There is little hope that issues such as poverty, income inequality and environmental injustice, will be solved anytime soon. They are profound and depressingly familiar, having bedevilled policy-makers for decades. But the link between socio-economic shortcomings and poor sleep is not beyond their wit.

Changes in laws and regulations could go far to improve sleep health. For example, improved noise ordinances, reduced light pollution, and more humane schedules for overnight shift work could all help reduce the sleep divide.
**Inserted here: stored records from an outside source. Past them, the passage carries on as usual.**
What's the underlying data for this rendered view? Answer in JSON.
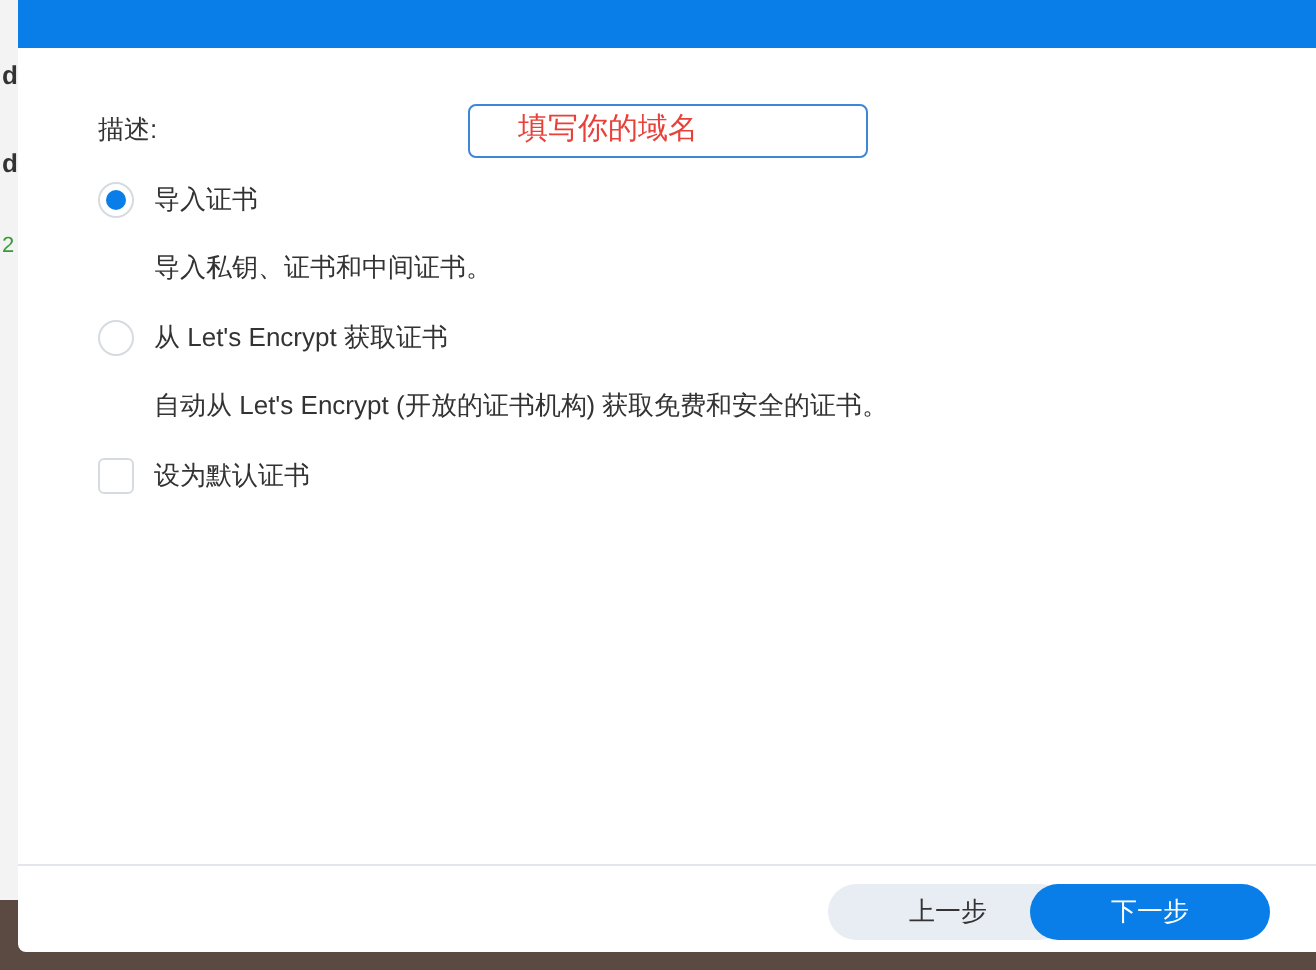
{
  "background_window": {
    "items": [
      {
        "text": "d",
        "kind": "title"
      },
      {
        "text": "d",
        "kind": "title"
      },
      {
        "text": "2",
        "kind": "status"
      }
    ]
  },
  "dialog": {
    "description": {
      "label": "描述:",
      "value": "填写你的域名"
    },
    "options": [
      {
        "kind": "radio",
        "label": "导入证书",
        "selected": true,
        "hint": "导入私钥、证书和中间证书。"
      },
      {
        "kind": "radio",
        "label": "从 Let's Encrypt 获取证书",
        "selected": false,
        "hint": "自动从 Let's Encrypt (开放的证书机构) 获取免费和安全的证书。"
      },
      {
        "kind": "checkbox",
        "label": "设为默认证书",
        "checked": false
      }
    ],
    "buttons": [
      {
        "label": "上一步",
        "kind": "secondary"
      },
      {
        "label": "下一步",
        "kind": "primary"
      }
    ]
  }
}
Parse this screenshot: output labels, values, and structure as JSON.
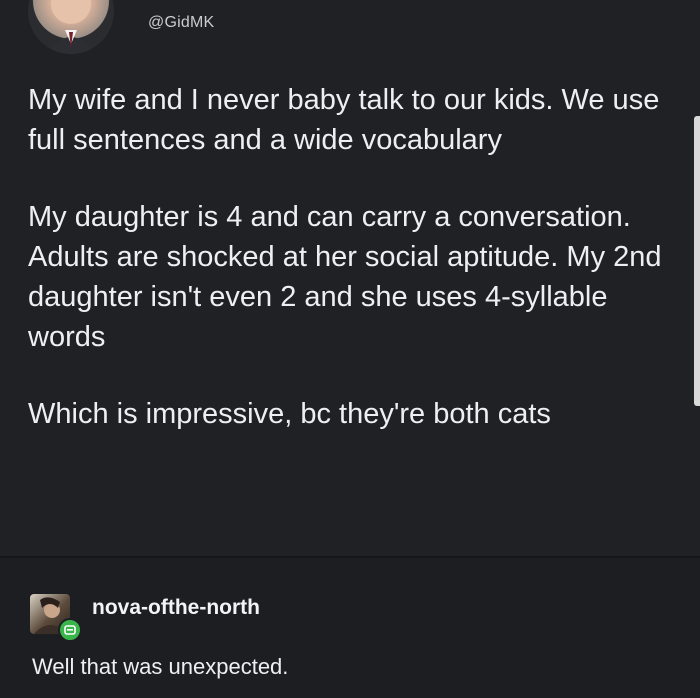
{
  "tweet": {
    "handle": "@GidMK",
    "paragraphs": [
      "My wife and I never baby talk to our kids. We use full sentences and a wide vocabulary",
      "My daughter is 4 and can carry a conversation. Adults are shocked at her social aptitude. My 2nd daughter isn't even 2 and she uses 4-syllable words",
      "Which is impressive, bc they're both cats"
    ]
  },
  "reply": {
    "username": "nova-ofthe-north",
    "text": "Well that was unexpected."
  },
  "colors": {
    "background": "#202124",
    "text": "#eeeff1",
    "badge": "#3ab54a"
  }
}
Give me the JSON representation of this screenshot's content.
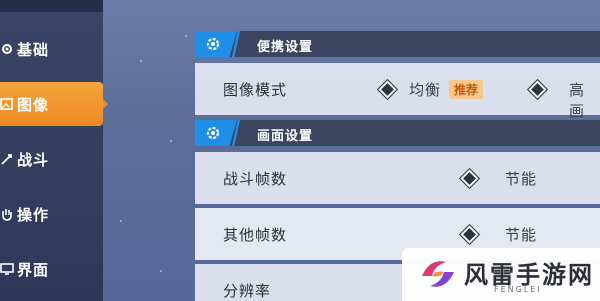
{
  "sidebar": {
    "items": [
      {
        "label": "基础",
        "icon": "gear-icon",
        "active": false
      },
      {
        "label": "图像",
        "icon": "image-icon",
        "active": true
      },
      {
        "label": "战斗",
        "icon": "sword-icon",
        "active": false
      },
      {
        "label": "操作",
        "icon": "hand-icon",
        "active": false
      },
      {
        "label": "界面",
        "icon": "monitor-icon",
        "active": false
      }
    ]
  },
  "sections": [
    {
      "title": "便携设置",
      "rows": [
        {
          "label": "图像模式",
          "options": [
            {
              "text": "均衡",
              "badge": "推荐",
              "selected": true
            },
            {
              "text": "高画",
              "selected": false
            }
          ]
        }
      ]
    },
    {
      "title": "画面设置",
      "rows": [
        {
          "label": "战斗帧数",
          "value": "节能"
        },
        {
          "label": "其他帧数",
          "value": "节能"
        },
        {
          "label": "分辨率",
          "value": ""
        }
      ]
    }
  ],
  "watermark": {
    "title": "风雷手游网",
    "subtitle": "FENGLEI"
  },
  "colors": {
    "accent_orange": "#f08a24",
    "header_blue": "#1f8fe8",
    "sidebar_bg": "#3a4466",
    "badge_bg": "#f7c98d"
  }
}
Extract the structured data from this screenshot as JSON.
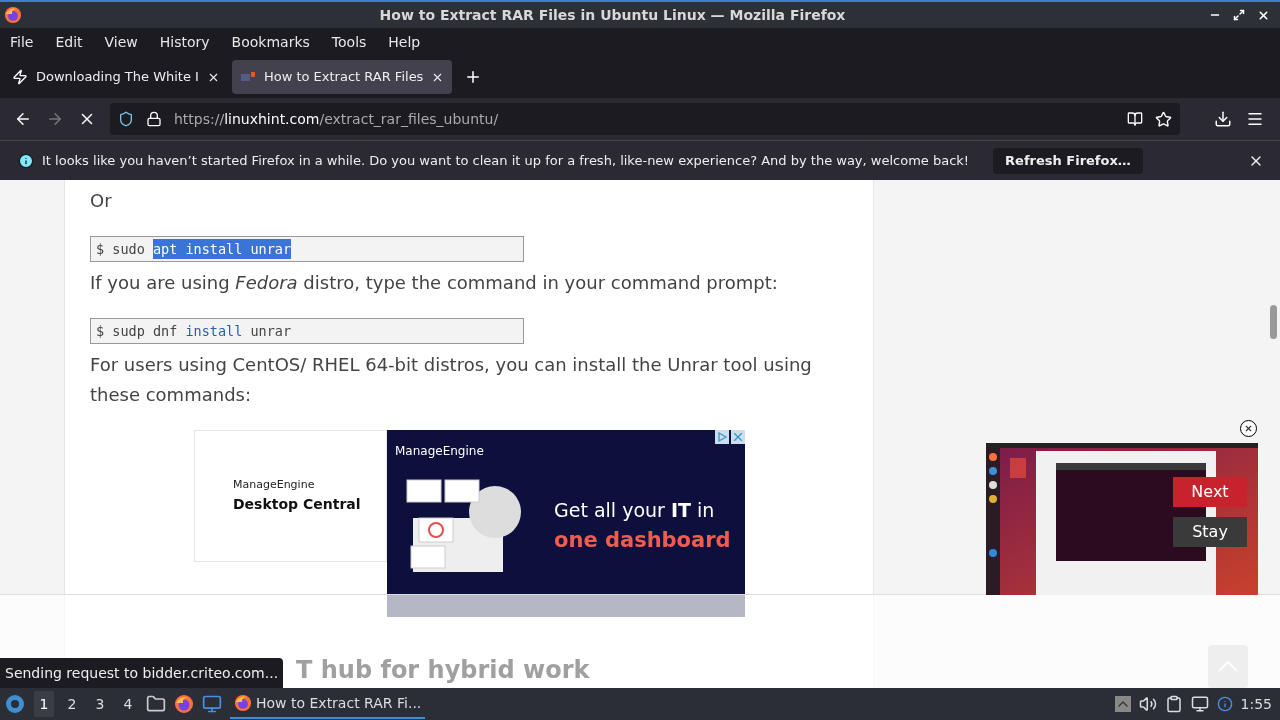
{
  "window": {
    "title": "How to Extract RAR Files in Ubuntu Linux — Mozilla Firefox"
  },
  "menu": [
    "File",
    "Edit",
    "View",
    "History",
    "Bookmarks",
    "Tools",
    "Help"
  ],
  "tabs": [
    {
      "label": "Downloading The White I",
      "selected": false
    },
    {
      "label": "How to Extract RAR Files",
      "selected": true
    }
  ],
  "address": {
    "prefix": "https://",
    "domain": "linuxhint.com",
    "path": "/extract_rar_files_ubuntu/"
  },
  "notification": {
    "message": "It looks like you haven’t started Firefox in a while. Do you want to clean it up for a fresh, like-new experience? And by the way, welcome back!",
    "button": "Refresh Firefox…"
  },
  "article": [
    {
      "kind": "text",
      "text": "Or"
    },
    {
      "kind": "code",
      "segments": [
        {
          "text": "$ sudo ",
          "kind": "plain",
          "selected": false
        },
        {
          "text": "apt install unrar",
          "kind": "plain",
          "selected": true
        }
      ]
    },
    {
      "kind": "text",
      "text": "If you are using *Fedora* distro, type the command in your command prompt:"
    },
    {
      "kind": "code",
      "segments": [
        {
          "text": "$ sudp dnf ",
          "kind": "plain",
          "selected": false
        },
        {
          "text": "install",
          "kind": "keyword",
          "selected": false
        },
        {
          "text": " unrar",
          "kind": "plain",
          "selected": false
        }
      ]
    },
    {
      "kind": "text",
      "text": "For users using CentOS/ RHEL 64-bit distros, you can install the Unrar tool using these commands:"
    }
  ],
  "ad": {
    "left_brand": "ManageEngine",
    "left_product": "Desktop Central",
    "brand": "ManageEngine",
    "headline": "Get all your **IT** in",
    "highlight": "one dashboard"
  },
  "faded_heading": "T hub for hybrid work",
  "video": {
    "buttons": [
      {
        "label": "Next",
        "kind": "primary"
      },
      {
        "label": "Stay",
        "kind": "secondary"
      }
    ]
  },
  "status": "Sending request to bidder.criteo.com...",
  "taskbar": {
    "workspaces": [
      {
        "label": "1",
        "selected": true
      },
      {
        "label": "2",
        "selected": false
      },
      {
        "label": "3",
        "selected": false
      },
      {
        "label": "4",
        "selected": false
      }
    ],
    "task": "How to Extract RAR Fi...",
    "clock": "1:55"
  }
}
One relatively straightforward change, which scientists contend could help tens of millions of people to sleep better, is delaying school start times by as much as an hour. The science is solid. For their physical and mental health, teens need a lot more sleep than they’re getting. Yet, in Malta we persist in the maniacal practice of waking kids at six in the morning, and sometimes even earlier, to catch the school bus. Schools in other countries that have moved back their starting clocks have seen benefits, including more alert students, better academic outcomes, and fewer car accidents.

A paradigm shift is needed. Sleep has traditionally been seen as a purely individual responsibility: Don’t drink coffee at night; keep the room dark; don’t look at your phone in bed. Yet, we need to widen our perspective to reimagine sleep as a public health opportunity.

We all need to become more like sleeping babies.